Some Democrats are telling Errin Haines, editor-at-large for The 19th, that they want a woman to be on the ticket as the vice presidential candidate. The 19th is a nonprofit news organization that covers gender and politics. Haines says women she's talked to are frustrated by the lack of diversity.

"Two old white men on the ticket ... is really not an option for the majority of the electorate," she says. "They are saying that putting a woman in that position makes sense because somebody on the ticket would be there who has the lived experience of more than half of our population."

Haines says defeating President Donald Trump is the top priority for Democratic women, and the way to do that is through high voter turnout. But she says high turnout is possible only if people feel represented by the candidates on the ticket.

"Somebody who energizes women is one of the things that Democrats are saying is a way to achieve that," Haines says.

Women from a variety of backgrounds tell Haines that they ideally want a woman who's also a person of color. Former Democratic presidential candidate, Sen. Kamala Harris, and former Democratic candidate for governor of Georgia, Stacey Abrams, are two possible choices, Haines says. But she says former presidential candidates, senators Amy Klobuchar, Kirsten Gillibrand and Elizabeth Warren, are possibilities, too.

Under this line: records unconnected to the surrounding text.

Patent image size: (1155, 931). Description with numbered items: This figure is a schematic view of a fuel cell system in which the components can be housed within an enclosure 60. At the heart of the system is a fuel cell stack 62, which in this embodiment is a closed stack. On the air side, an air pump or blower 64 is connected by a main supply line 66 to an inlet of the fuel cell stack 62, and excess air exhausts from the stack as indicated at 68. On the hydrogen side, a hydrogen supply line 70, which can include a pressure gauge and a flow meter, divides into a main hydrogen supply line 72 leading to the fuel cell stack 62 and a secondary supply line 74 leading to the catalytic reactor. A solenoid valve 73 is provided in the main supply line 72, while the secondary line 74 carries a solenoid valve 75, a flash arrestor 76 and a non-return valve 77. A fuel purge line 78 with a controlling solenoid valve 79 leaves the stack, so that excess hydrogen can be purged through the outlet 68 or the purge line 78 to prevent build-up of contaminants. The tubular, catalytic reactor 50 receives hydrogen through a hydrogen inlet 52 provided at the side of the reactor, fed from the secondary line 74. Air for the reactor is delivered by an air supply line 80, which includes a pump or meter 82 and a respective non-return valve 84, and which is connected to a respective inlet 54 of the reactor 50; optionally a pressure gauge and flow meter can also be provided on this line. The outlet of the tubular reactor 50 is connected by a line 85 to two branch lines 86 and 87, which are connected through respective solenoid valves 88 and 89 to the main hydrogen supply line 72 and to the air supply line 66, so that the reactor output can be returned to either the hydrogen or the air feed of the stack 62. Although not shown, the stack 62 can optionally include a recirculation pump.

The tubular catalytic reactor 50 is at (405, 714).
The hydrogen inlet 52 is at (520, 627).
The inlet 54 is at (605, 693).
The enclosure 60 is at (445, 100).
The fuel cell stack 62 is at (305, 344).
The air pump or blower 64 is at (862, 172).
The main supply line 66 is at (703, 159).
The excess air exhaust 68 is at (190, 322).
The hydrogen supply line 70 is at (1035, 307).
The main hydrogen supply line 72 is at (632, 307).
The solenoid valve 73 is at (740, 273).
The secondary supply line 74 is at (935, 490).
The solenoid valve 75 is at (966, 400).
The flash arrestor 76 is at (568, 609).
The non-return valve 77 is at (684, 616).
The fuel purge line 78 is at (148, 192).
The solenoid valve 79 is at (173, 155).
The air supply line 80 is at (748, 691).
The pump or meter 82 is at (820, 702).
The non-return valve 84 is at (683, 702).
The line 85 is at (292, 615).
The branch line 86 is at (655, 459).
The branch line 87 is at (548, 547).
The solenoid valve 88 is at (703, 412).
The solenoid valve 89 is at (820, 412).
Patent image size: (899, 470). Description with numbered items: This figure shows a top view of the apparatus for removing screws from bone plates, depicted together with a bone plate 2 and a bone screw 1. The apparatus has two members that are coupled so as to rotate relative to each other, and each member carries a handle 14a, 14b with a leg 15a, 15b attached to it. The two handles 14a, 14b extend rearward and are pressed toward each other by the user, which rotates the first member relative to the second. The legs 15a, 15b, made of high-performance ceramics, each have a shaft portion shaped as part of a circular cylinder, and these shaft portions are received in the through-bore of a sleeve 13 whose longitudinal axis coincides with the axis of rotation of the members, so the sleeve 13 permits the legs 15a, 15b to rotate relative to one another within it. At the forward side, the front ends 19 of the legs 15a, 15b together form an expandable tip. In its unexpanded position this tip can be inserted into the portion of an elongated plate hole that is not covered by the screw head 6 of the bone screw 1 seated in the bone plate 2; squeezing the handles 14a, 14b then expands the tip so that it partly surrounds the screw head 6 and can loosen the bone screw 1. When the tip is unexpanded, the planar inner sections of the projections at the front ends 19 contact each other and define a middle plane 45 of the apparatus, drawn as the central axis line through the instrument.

"For the supporters of these women, who are disappointed that they were not able to make it to a nomination, being able to still cast a ballot for them in this way is something that ... would still make them feel satisfied in this cycle," Haines says.

Written by Caroline Covington.

Note: This interview was recorded before Elizabeth Warren dropped out of the presidential race.